AP News Guide: Big Trump, Clinton wins, no shocks
Sanders won Colorado, Minnesota, Oklahoma and home-state Vermont, maintaining a credible challenge to Clinton in the Democratic race but failing to broaden his appeal with minority voters who are crucial to the party in presidential elections.
Trump took Alabama, Tennessee, Massachusetts, Georgia, Virginia, Arkansas and Vermont, showing geographic breadth in 2016's first truly national contest and cementing a Republican front-runner status he's held for months, first in polls, now in results.

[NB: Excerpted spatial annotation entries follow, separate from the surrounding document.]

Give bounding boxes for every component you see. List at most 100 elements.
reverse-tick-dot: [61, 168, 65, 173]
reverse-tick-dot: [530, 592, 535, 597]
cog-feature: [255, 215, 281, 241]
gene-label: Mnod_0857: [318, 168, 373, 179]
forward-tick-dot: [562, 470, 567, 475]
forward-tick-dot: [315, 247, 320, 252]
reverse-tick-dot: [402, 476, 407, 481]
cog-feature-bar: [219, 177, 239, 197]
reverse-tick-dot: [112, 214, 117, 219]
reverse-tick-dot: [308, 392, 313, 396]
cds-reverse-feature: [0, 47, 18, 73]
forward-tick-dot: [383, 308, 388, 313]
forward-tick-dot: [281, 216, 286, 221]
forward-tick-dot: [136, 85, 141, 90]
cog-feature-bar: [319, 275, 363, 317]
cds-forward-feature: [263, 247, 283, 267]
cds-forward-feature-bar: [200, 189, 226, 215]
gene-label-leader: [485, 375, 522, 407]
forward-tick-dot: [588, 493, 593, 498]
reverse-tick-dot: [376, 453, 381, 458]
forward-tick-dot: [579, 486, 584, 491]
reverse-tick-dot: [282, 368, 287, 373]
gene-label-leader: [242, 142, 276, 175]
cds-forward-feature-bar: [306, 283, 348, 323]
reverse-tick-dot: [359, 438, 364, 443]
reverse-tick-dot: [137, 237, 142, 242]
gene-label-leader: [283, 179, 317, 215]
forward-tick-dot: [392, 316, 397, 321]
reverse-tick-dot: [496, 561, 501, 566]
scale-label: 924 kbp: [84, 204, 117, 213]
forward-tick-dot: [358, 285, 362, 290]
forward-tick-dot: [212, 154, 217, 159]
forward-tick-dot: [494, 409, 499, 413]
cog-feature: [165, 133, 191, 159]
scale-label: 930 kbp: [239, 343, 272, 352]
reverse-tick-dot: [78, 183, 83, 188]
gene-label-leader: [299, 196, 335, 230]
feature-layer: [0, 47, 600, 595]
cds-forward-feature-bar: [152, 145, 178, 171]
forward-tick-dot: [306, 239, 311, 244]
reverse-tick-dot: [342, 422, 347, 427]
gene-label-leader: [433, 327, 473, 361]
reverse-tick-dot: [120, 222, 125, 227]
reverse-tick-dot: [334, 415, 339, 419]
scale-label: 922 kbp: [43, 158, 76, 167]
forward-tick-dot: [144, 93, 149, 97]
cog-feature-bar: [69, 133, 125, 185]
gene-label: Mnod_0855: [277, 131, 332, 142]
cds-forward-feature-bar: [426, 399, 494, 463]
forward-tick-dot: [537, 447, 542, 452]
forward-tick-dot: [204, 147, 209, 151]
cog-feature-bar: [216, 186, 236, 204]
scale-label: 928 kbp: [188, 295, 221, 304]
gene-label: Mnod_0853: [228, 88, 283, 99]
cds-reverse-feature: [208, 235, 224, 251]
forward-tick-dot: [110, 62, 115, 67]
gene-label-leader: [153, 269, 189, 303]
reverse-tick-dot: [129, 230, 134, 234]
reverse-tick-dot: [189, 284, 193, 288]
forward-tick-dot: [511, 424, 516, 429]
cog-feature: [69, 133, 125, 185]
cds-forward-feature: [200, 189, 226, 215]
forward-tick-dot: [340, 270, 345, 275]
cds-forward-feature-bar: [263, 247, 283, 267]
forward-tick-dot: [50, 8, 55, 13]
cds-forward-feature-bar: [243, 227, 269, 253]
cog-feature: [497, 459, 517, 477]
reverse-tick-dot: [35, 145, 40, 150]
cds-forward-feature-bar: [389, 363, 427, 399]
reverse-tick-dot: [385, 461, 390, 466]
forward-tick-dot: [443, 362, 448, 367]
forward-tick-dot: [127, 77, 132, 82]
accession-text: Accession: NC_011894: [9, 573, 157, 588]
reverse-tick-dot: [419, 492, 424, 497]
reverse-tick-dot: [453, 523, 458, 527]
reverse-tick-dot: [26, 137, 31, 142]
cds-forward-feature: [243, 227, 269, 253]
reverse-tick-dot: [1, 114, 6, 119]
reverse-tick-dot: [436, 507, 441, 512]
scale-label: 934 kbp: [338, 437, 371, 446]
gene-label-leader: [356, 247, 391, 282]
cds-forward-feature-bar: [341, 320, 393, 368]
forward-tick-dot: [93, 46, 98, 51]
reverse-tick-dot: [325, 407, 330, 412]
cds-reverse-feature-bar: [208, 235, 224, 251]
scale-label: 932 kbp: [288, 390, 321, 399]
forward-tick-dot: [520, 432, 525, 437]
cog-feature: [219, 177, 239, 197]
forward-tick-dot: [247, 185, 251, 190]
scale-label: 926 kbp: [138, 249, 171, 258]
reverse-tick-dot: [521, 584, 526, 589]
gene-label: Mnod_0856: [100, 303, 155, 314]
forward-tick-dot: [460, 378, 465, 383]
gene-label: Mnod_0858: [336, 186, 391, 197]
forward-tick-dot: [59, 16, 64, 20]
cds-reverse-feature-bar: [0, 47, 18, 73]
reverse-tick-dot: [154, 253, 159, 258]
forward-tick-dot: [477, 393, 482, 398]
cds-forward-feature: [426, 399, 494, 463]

Including superdelegates, Democratic insiders who can choose any candidate, Clinton now has at least 1,005 delegates in the overall AP delegate count, with at least 373 for Sanders.
Trump and his rebel yell against the status quo attracted nearly two-thirds of voters looking to install an outsider in the White House.
For all the endorsements, money and attention rallied behind Rubio as the GOP's only hope to stop Trump, he had yet to win a state before Tuesday and he remains short on time to stage a turnaround.
In six states (Texas, Virginia, Georgia, Tennessee, Alabama and Arkansas), large majorities of Republican primary voters expressed support for temporarily banning all non-citizen Muslims from entering the U.S., a Trump proposal, according to early results of exit polls.
Immigration policy, the swollen U.S. debt, the uneven spread of wealth and hard questions about how to approach the Islamic State, terrorism and civil liberties are all in play for voters.
The biggest Super Tuesday state overall was Texas, where Cruz prevailed with his home-state advantage, prime endorsements from the governor down the political chain and a veritable army of some 27,000 volunteers.